Problem 2: 1-year Graft-Loss-Free Survival (IPCW Classifier)
a. Compute IPCW weights
Using the training data and \(\hat G\) from Problem 1c, compute IPCW weights for each patient at horizon \(\tau = 1\) year:
\[ \tilde{w}_i(\tau) = \begin{cases} 0 & \text{if } \tilde T_i < \tau \text{ and } \delta_i = 0 \\ \dfrac{1}{\hat{G}(\min(\tilde T_i, \tau))} & \text{otherwise} \end{cases} \]
Also create the binary label y for 1-year event status: y = 1 if the patient experienced the event within 1 year (known failure), y = 0 if observed past 1 year (known survival), and missing (e.g., NA, np.nan, pd.NA) if censored before 1 year (unknown 1 year survival).
Also report, for each \(y\):
- the number of patients
- the total IPCW weight among the retained patients
- the maximum weight
b. Fit an IPCW-weighted classifier
Fit a binary classifier for 1-year event status using the IPCW weights. Drop patients with y missing (equivalently, their weight is 0). Any weighted binary probability model is fine (e.g., logistic regression).
Briefly describe your model choice and any key decisions (e.g., features included, how you handled categorical features).
c. Evaluate on the test set
Compute IPCW weights for test patients using the same \(\hat G\) you estimated from the training data. Then evaluate your model on the test set:
- IPCW-weighted Brier score at 1 year
- IPCW-weighted C-index (or AUC) for 1-year failure risk
- A calibration plot (predicted 1-year survival vs. observed 1-year survival, weighted by IPCW)
Comment on what the metrics and the calibration plot tell you about model quality.
Problem 3: Full-Curve Analysis
Choose one of Problem 3a (survival forest) or Problem 3b (discrete-time hazard). You do not need to do both.

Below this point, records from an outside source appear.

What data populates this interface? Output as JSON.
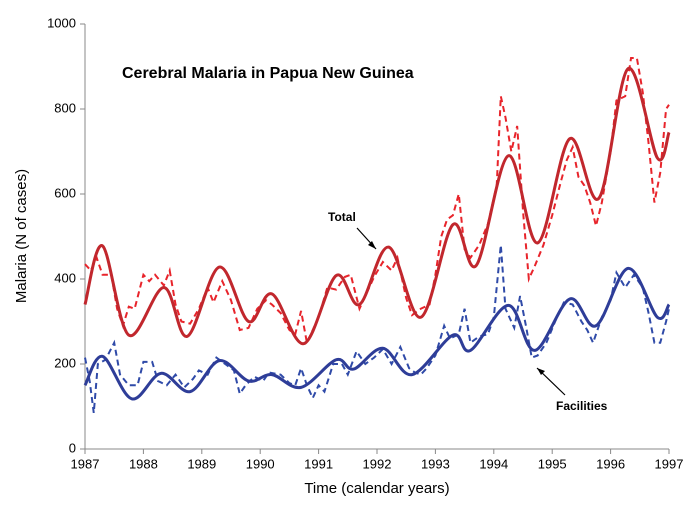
{
  "chart_data": {
    "type": "line",
    "title": "Cerebral Malaria in Papua New Guinea",
    "x_label": "Time (calendar years)",
    "y_label": "Malaria (N of cases)",
    "xlim": [
      1987,
      1997
    ],
    "xticks": [
      1987,
      1988,
      1989,
      1990,
      1991,
      1992,
      1993,
      1994,
      1995,
      1996,
      1997
    ],
    "ylim": [
      0,
      1000
    ],
    "yticks": [
      0,
      200,
      400,
      600,
      800,
      1000
    ],
    "annotations": [
      "Total",
      "Facilities"
    ],
    "series": [
      {
        "color": "#c1272d",
        "style": "solid",
        "x": [
          1987.0,
          1987.3,
          1987.75,
          1988.35,
          1988.75,
          1989.3,
          1989.8,
          1990.2,
          1990.75,
          1991.3,
          1991.7,
          1992.2,
          1992.75,
          1993.3,
          1993.7,
          1994.25,
          1994.75,
          1995.3,
          1995.8,
          1996.3,
          1996.8,
          1997.0
        ],
        "values": [
          340,
          478,
          268,
          380,
          265,
          428,
          300,
          365,
          248,
          408,
          340,
          475,
          310,
          528,
          432,
          690,
          485,
          730,
          590,
          895,
          685,
          745
        ]
      },
      {
        "color": "#e8242b",
        "style": "dashed",
        "x": [
          1987.0,
          1987.1,
          1987.2,
          1987.3,
          1987.45,
          1987.55,
          1987.65,
          1987.75,
          1987.85,
          1988.0,
          1988.1,
          1988.2,
          1988.35,
          1988.45,
          1988.55,
          1988.65,
          1988.8,
          1988.95,
          1989.1,
          1989.2,
          1989.35,
          1989.5,
          1989.65,
          1989.8,
          1989.95,
          1990.1,
          1990.2,
          1990.35,
          1990.5,
          1990.6,
          1990.7,
          1990.8,
          1991.0,
          1991.15,
          1991.3,
          1991.45,
          1991.55,
          1991.7,
          1991.85,
          1991.95,
          1992.1,
          1992.25,
          1992.35,
          1992.5,
          1992.6,
          1992.75,
          1992.9,
          1993.0,
          1993.1,
          1993.2,
          1993.3,
          1993.4,
          1993.5,
          1993.6,
          1993.75,
          1993.9,
          1994.05,
          1994.12,
          1994.2,
          1994.3,
          1994.4,
          1994.5,
          1994.6,
          1994.7,
          1994.85,
          1995.0,
          1995.15,
          1995.25,
          1995.35,
          1995.45,
          1995.55,
          1995.65,
          1995.75,
          1995.85,
          1996.0,
          1996.1,
          1996.25,
          1996.35,
          1996.45,
          1996.55,
          1996.65,
          1996.75,
          1996.85,
          1996.95,
          1997.0
        ],
        "values": [
          435,
          420,
          450,
          410,
          410,
          330,
          290,
          335,
          330,
          410,
          395,
          410,
          385,
          420,
          340,
          300,
          295,
          330,
          380,
          345,
          395,
          350,
          280,
          285,
          330,
          350,
          340,
          320,
          280,
          270,
          325,
          250,
          310,
          380,
          375,
          405,
          410,
          330,
          375,
          405,
          440,
          420,
          450,
          355,
          315,
          330,
          340,
          410,
          500,
          540,
          550,
          600,
          470,
          450,
          480,
          530,
          620,
          830,
          780,
          700,
          760,
          560,
          400,
          430,
          480,
          550,
          630,
          680,
          710,
          640,
          620,
          580,
          525,
          580,
          700,
          820,
          830,
          920,
          920,
          840,
          720,
          580,
          650,
          800,
          810
        ]
      },
      {
        "color": "#2e3d98",
        "style": "solid",
        "x": [
          1987.0,
          1987.3,
          1987.8,
          1988.3,
          1988.8,
          1989.3,
          1989.8,
          1990.2,
          1990.7,
          1991.3,
          1991.6,
          1992.1,
          1992.6,
          1993.3,
          1993.6,
          1994.25,
          1994.7,
          1995.3,
          1995.75,
          1996.3,
          1996.8,
          1997.0
        ],
        "values": [
          150,
          218,
          118,
          178,
          135,
          208,
          160,
          175,
          145,
          210,
          188,
          237,
          175,
          268,
          232,
          338,
          232,
          353,
          290,
          425,
          310,
          340
        ]
      },
      {
        "color": "#2f4aa8",
        "style": "dashed",
        "x": [
          1987.0,
          1987.08,
          1987.15,
          1987.22,
          1987.35,
          1987.5,
          1987.6,
          1987.75,
          1987.9,
          1988.0,
          1988.15,
          1988.25,
          1988.4,
          1988.55,
          1988.7,
          1988.85,
          1988.95,
          1989.1,
          1989.25,
          1989.4,
          1989.55,
          1989.65,
          1989.75,
          1989.9,
          1990.05,
          1990.15,
          1990.35,
          1990.5,
          1990.6,
          1990.7,
          1990.8,
          1990.9,
          1991.0,
          1991.1,
          1991.25,
          1991.4,
          1991.5,
          1991.65,
          1991.8,
          1991.95,
          1992.1,
          1992.25,
          1992.4,
          1992.55,
          1992.65,
          1992.75,
          1992.85,
          1993.0,
          1993.15,
          1993.25,
          1993.4,
          1993.5,
          1993.6,
          1993.75,
          1993.9,
          1994.0,
          1994.12,
          1994.2,
          1994.35,
          1994.45,
          1994.55,
          1994.65,
          1994.75,
          1994.9,
          1995.05,
          1995.2,
          1995.35,
          1995.5,
          1995.6,
          1995.7,
          1995.85,
          1996.0,
          1996.1,
          1996.25,
          1996.4,
          1996.55,
          1996.65,
          1996.75,
          1996.85,
          1996.95,
          1997.0
        ],
        "values": [
          215,
          160,
          85,
          200,
          210,
          250,
          175,
          150,
          150,
          205,
          205,
          160,
          150,
          175,
          145,
          165,
          185,
          175,
          215,
          200,
          185,
          130,
          150,
          170,
          160,
          180,
          175,
          155,
          150,
          190,
          150,
          120,
          150,
          135,
          200,
          200,
          175,
          230,
          200,
          215,
          235,
          200,
          240,
          190,
          180,
          175,
          190,
          220,
          290,
          260,
          270,
          330,
          250,
          265,
          270,
          310,
          480,
          330,
          285,
          360,
          290,
          215,
          220,
          250,
          300,
          345,
          340,
          300,
          280,
          250,
          310,
          350,
          415,
          380,
          410,
          380,
          320,
          250,
          250,
          300,
          330
        ]
      }
    ]
  }
}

a. Option A: Survival Forest
i. Fit
Fit a survival forest on the training data. Remember that tree complexity (e.g., minimum node size) can be an important tuning parameter with survival forests.

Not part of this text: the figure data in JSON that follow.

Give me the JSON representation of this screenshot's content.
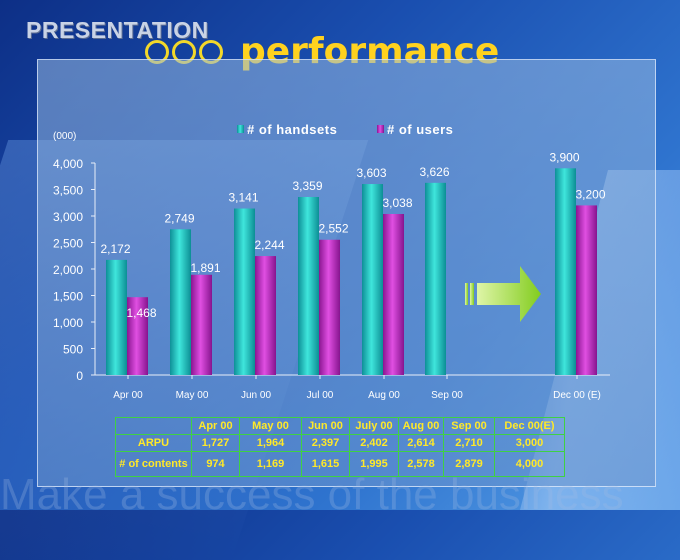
{
  "slide": {
    "brand": "PRESENTATION",
    "title": "performance",
    "watermark": "Make a success of the business"
  },
  "colors": {
    "handsets": "#19c6c2",
    "users": "#c72ac8",
    "title": "#ffd21f",
    "arrow": "#8fd62a",
    "table_text": "#ffe928",
    "table_border": "#3fd143"
  },
  "chart_data": {
    "type": "bar",
    "unit_label": "(000)",
    "categories": [
      "Apr 00",
      "May 00",
      "Jun 00",
      "Jul 00",
      "Aug 00",
      "Sep 00",
      "Dec 00 (E)"
    ],
    "series": [
      {
        "name": "# of handsets",
        "values": [
          2172,
          2749,
          3141,
          3359,
          3603,
          3626,
          3900
        ],
        "labels": [
          "2,172",
          "2,749",
          "3,141",
          "3,359",
          "3,603",
          "3,626",
          "3,900"
        ]
      },
      {
        "name": "# of users",
        "values": [
          1468,
          1891,
          2244,
          2552,
          3038,
          null,
          3200
        ],
        "labels": [
          "1,468",
          "1,891",
          "2,244",
          "2,552",
          "3,038",
          "",
          "3,200"
        ]
      }
    ],
    "ylim": [
      0,
      4000
    ],
    "yticks": [
      "0",
      "500",
      "1,000",
      "1,500",
      "2,000",
      "2,500",
      "3,000",
      "3,500",
      "4,000"
    ],
    "legend": "top",
    "grid": false
  },
  "table": {
    "headers": [
      "",
      "Apr 00",
      "May 00",
      "Jun 00",
      "July 00",
      "Aug 00",
      "Sep 00",
      "Dec 00(E)"
    ],
    "rows": [
      {
        "label": "ARPU",
        "values": [
          "1,727",
          "1,964",
          "2,397",
          "2,402",
          "2,614",
          "2,710",
          "3,000"
        ]
      },
      {
        "label": "# of contents",
        "values": [
          "974",
          "1,169",
          "1,615",
          "1,995",
          "2,578",
          "2,879",
          "4,000"
        ]
      }
    ]
  }
}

ii. Patient-specific survival curves
Consider the following four patients in the test set 4189, 4308, 4522, 4790. Predict and plot their full survival curves on a single figure.
iii. Evaluation
Make predictions on all the test set. Calculate the Brier score and C-index/AUC from predictions at 1, 3, and 5 years.
b. Option B: Discrete-Time Hazard
i. Reshape
Reshape the training data to person-period format with yearly intervals. Each row corresponds to one (patient, interval) pair with a binary failed indicator for whether the patient had the event in that interval. Censored patients contribute rows up through their censoring interval, all with failed = 0.

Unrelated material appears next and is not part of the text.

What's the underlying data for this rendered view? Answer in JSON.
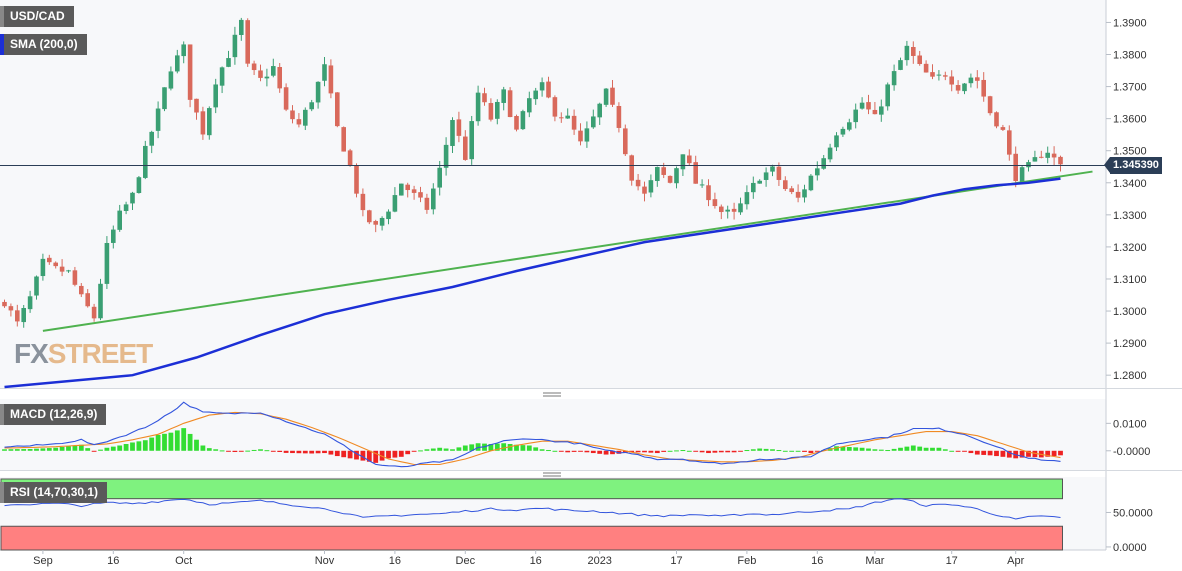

Report the original number of rows and the reshaped number of rows, along with the total event count (should match the training data).
ii. Fit
Fit a discrete-time hazard model with using j as a predictor variable. Logistic regression is the natural choice; any binary classifier that returns probabilities works.
iii. Patient-specific hazard predictions
Plot the estimated hazard \(\hat h_j\) for a sample of test patients (id = 4189, 4308, 4522, 4790) as a function of interval \(j\).
iv. Patient-specific survival curves
For the same 4 test patients, compute \(\hat S(t)\) across intervals using \(\hat S(t) = \prod_{j=1}^{t}(1 - \hat h_j)\). Plot the curves on a single figure.
v. Evaluate
Read off each example patient’s predicted 1-year survival probability. Do these agree roughly with what the Problem 2 classifier predicted for the same patients?